JackieHanLab / SenCID

Senescent Cell Identification
MIT License
21 stars 1 forks source link

Inconsistent AUC results for demo #13

Open Hira8023 opened 1 month ago

Hira8023 commented 1 month ago

Hello, very useful tool! I learned the SenCID following the demo/SenCID_tutorial.ipynb. When I ran it more than one times, I can't get the consistant AUC values. I seted adata.obs['condition'] as the ground true label and calculated the AUC with the function roc_auc_score().

Y_test=adata.obs['condition'].astype(int) pb_results = adata.obs['SID_Score'] auroc_score = roc_auc_score(Y_test, pb_results)

The auroc_score is 0.972083 or 0.982708.

Is it a randomness step inside the model?
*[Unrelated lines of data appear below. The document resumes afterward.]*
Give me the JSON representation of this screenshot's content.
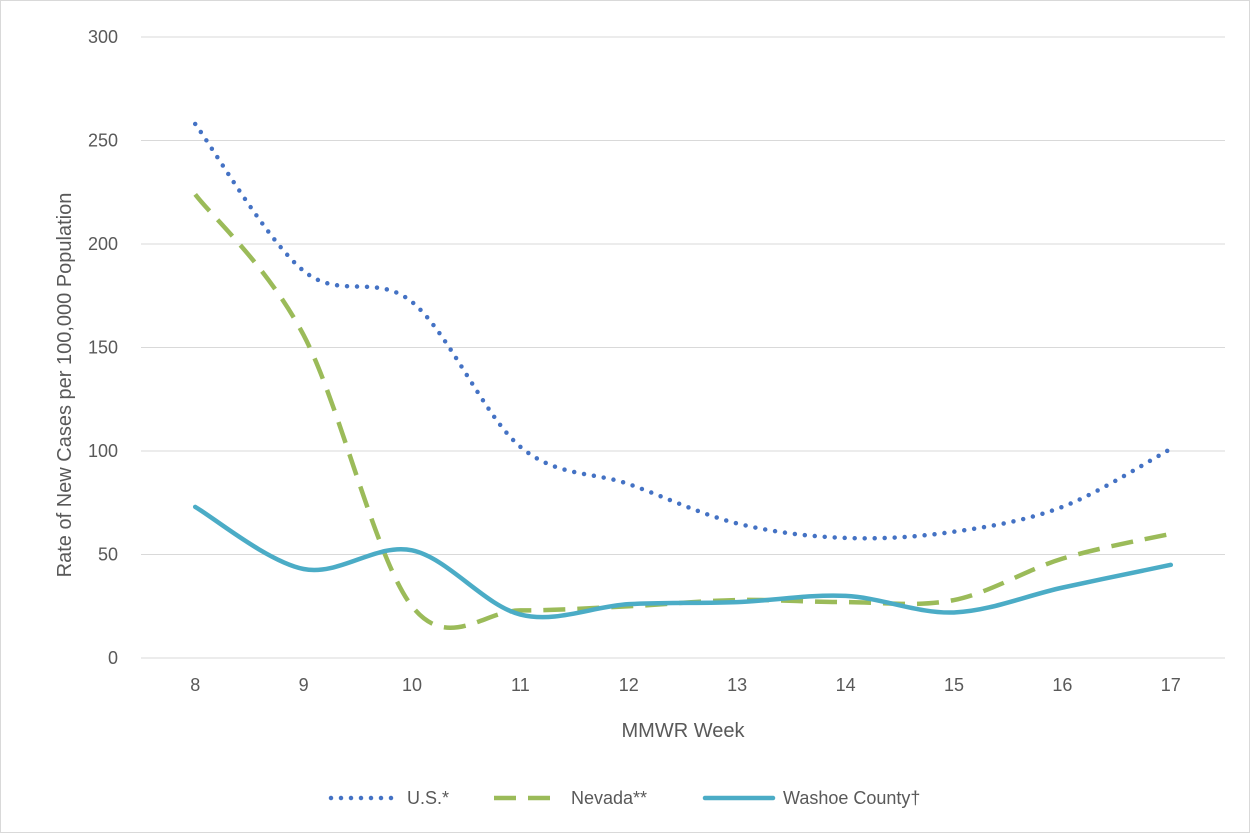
{
  "chart_data": {
    "type": "line",
    "title": "",
    "xlabel": "MMWR Week",
    "ylabel": "Rate of New Cases per 100,000 Population",
    "x": [
      8,
      9,
      10,
      11,
      12,
      13,
      14,
      15,
      16,
      17
    ],
    "ylim": [
      0,
      300
    ],
    "yticks": [
      0,
      50,
      100,
      150,
      200,
      250,
      300
    ],
    "grid": true,
    "legend_position": "bottom",
    "series": [
      {
        "name": "U.S.*",
        "style": "dotted",
        "color": "#4472c4",
        "values": [
          258,
          187,
          172,
          102,
          84,
          65,
          58,
          61,
          73,
          101
        ]
      },
      {
        "name": "Nevada**",
        "style": "dashed",
        "color": "#9bbb59",
        "values": [
          224,
          156,
          25,
          23,
          25,
          28,
          27,
          28,
          48,
          60
        ]
      },
      {
        "name": "Washoe County†",
        "style": "solid",
        "color": "#4bacc6",
        "values": [
          73,
          43,
          52,
          21,
          26,
          27,
          30,
          22,
          34,
          45
        ]
      }
    ]
  }
}
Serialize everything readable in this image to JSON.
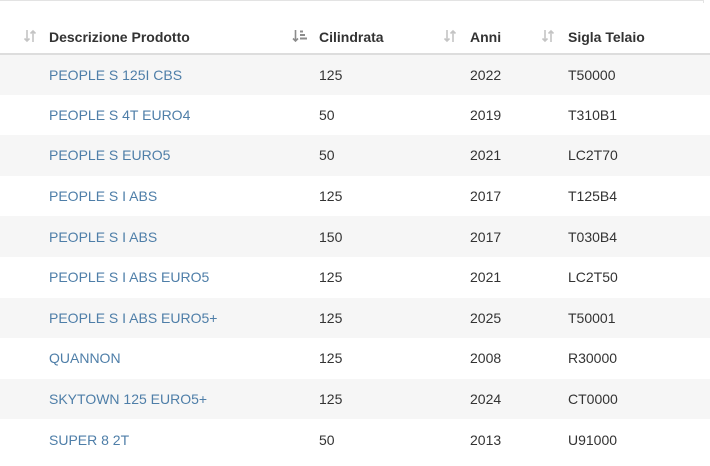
{
  "table": {
    "headers": {
      "descrizione": "Descrizione Prodotto",
      "cilindrata": "Cilindrata",
      "anni": "Anni",
      "sigla": "Sigla Telaio"
    },
    "sort_icons": {
      "descrizione": "sort-unsorted-icon",
      "cilindrata": "sort-amount-asc-icon",
      "anni": "sort-unsorted-icon",
      "sigla": "sort-unsorted-icon"
    },
    "rows": [
      {
        "descrizione": "PEOPLE S 125I CBS",
        "cilindrata": "125",
        "anni": "2022",
        "sigla": "T50000"
      },
      {
        "descrizione": "PEOPLE S 4T EURO4",
        "cilindrata": "50",
        "anni": "2019",
        "sigla": "T310B1"
      },
      {
        "descrizione": "PEOPLE S EURO5",
        "cilindrata": "50",
        "anni": "2021",
        "sigla": "LC2T70"
      },
      {
        "descrizione": "PEOPLE S I ABS",
        "cilindrata": "125",
        "anni": "2017",
        "sigla": "T125B4"
      },
      {
        "descrizione": "PEOPLE S I ABS",
        "cilindrata": "150",
        "anni": "2017",
        "sigla": "T030B4"
      },
      {
        "descrizione": "PEOPLE S I ABS EURO5",
        "cilindrata": "125",
        "anni": "2021",
        "sigla": "LC2T50"
      },
      {
        "descrizione": "PEOPLE S I ABS EURO5+",
        "cilindrata": "125",
        "anni": "2025",
        "sigla": "T50001"
      },
      {
        "descrizione": "QUANNON",
        "cilindrata": "125",
        "anni": "2008",
        "sigla": "R30000"
      },
      {
        "descrizione": "SKYTOWN 125 EURO5+",
        "cilindrata": "125",
        "anni": "2024",
        "sigla": "CT0000"
      },
      {
        "descrizione": "SUPER 8 2T",
        "cilindrata": "50",
        "anni": "2013",
        "sigla": "U91000"
      }
    ]
  },
  "colors": {
    "link": "#4e7ea8",
    "row_stripe": "#f6f6f6",
    "header_border": "#dddddd",
    "icon_inactive": "#c4c4c4",
    "icon_active": "#8c8c8c"
  }
}
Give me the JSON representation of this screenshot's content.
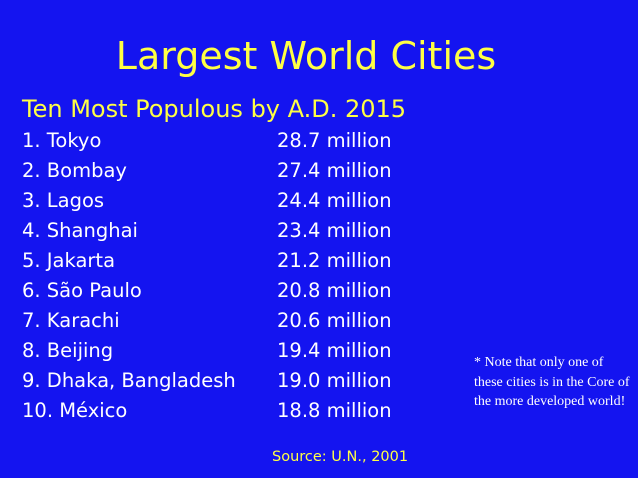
{
  "slide": {
    "title": "Largest World Cities",
    "subtitle": "Ten Most Populous by A.D. 2015",
    "cities": [
      {
        "name": "1. Tokyo",
        "population": "28.7 million"
      },
      {
        "name": "2. Bombay",
        "population": "27.4 million"
      },
      {
        "name": "3. Lagos",
        "population": "24.4 million"
      },
      {
        "name": "4. Shanghai",
        "population": "23.4 million"
      },
      {
        "name": "5. Jakarta",
        "population": "21.2 million"
      },
      {
        "name": "6. São Paulo",
        "population": "20.8 million"
      },
      {
        "name": "7. Karachi",
        "population": "20.6 million"
      },
      {
        "name": "8. Beijing",
        "population": "19.4 million"
      },
      {
        "name": "9. Dhaka, Bangladesh",
        "population": "19.0 million"
      },
      {
        "name": "10. México",
        "population": "18.8 million"
      }
    ],
    "note": "* Note that only one of these cities is in the Core of the more developed world!",
    "source": "Source: U.N., 2001"
  },
  "colors": {
    "background": "#1414f0",
    "heading": "#ffff44",
    "body_text": "#ffffff"
  }
}
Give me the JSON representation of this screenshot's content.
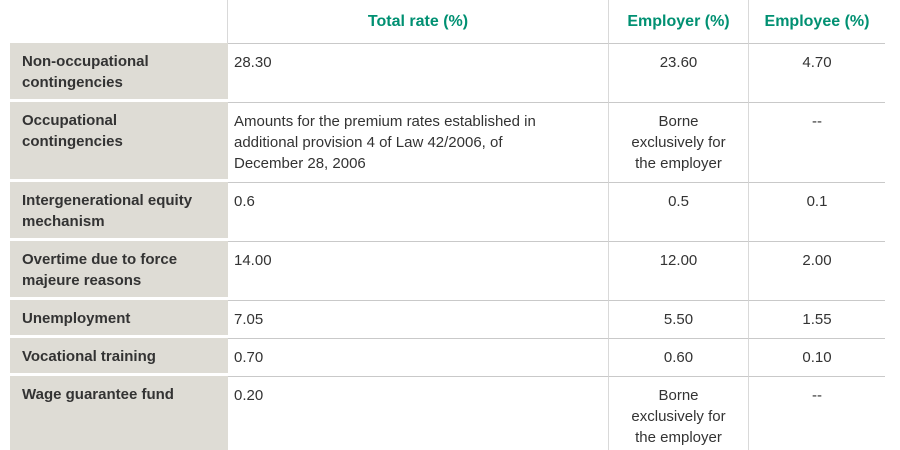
{
  "table": {
    "columns": [
      "",
      "Total rate (%)",
      "Employer (%)",
      "Employee (%)"
    ],
    "rows": [
      {
        "label": "Non-occupational contingencies",
        "total": "28.30",
        "employer": "23.60",
        "employee": "4.70"
      },
      {
        "label": "Occupational contingencies",
        "total": "Amounts for the premium rates established in additional provision 4 of Law 42/2006, of December 28, 2006",
        "employer": "Borne exclusively for the employer",
        "employee": "--"
      },
      {
        "label": "Intergenerational equity mechanism",
        "total": "0.6",
        "employer": "0.5",
        "employee": "0.1"
      },
      {
        "label": "Overtime due to force majeure reasons",
        "total": "14.00",
        "employer": "12.00",
        "employee": "2.00"
      },
      {
        "label": "Unemployment",
        "total": "7.05",
        "employer": "5.50",
        "employee": "1.55"
      },
      {
        "label": "Vocational training",
        "total": "0.70",
        "employer": "0.60",
        "employee": "0.10"
      },
      {
        "label": "Wage guarantee fund",
        "total": "0.20",
        "employer": "Borne exclusively for the employer",
        "employee": "--"
      }
    ],
    "colors": {
      "header_text": "#009072",
      "row_label_bg": "#dedcd5",
      "row_label_text": "#3a3a3a",
      "cell_text": "#333333",
      "horizontal_line": "#c9c9c9",
      "vertical_line": "#d9d9d9",
      "background": "#ffffff"
    }
  }
}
How can I set it up to get consistent results?

SherryMiyano commented 3 weeks ago

Hi, thanks for the support of SenCID!

The randomness results from the imputation of single cell data, which uses an autoencoder model DCA. Generally, it would not cause large difference between two rounds of the same data. Since there was no setups in that dependency to keep the result constant (I myself tried to set seed for that but failed), it would not do for SenCID. But you may keep the intermediate result from DCA by setting parameter: 'savetmp = True', which will save the imputed matrix for any need for reproduction.

Another thing to be noted is that, for bulk RNA-seq data, there's no need to impute the matrix, so the results from bulk RNA-seq is always consistent by turning off DCA imputation (by setting parameter denoising = False).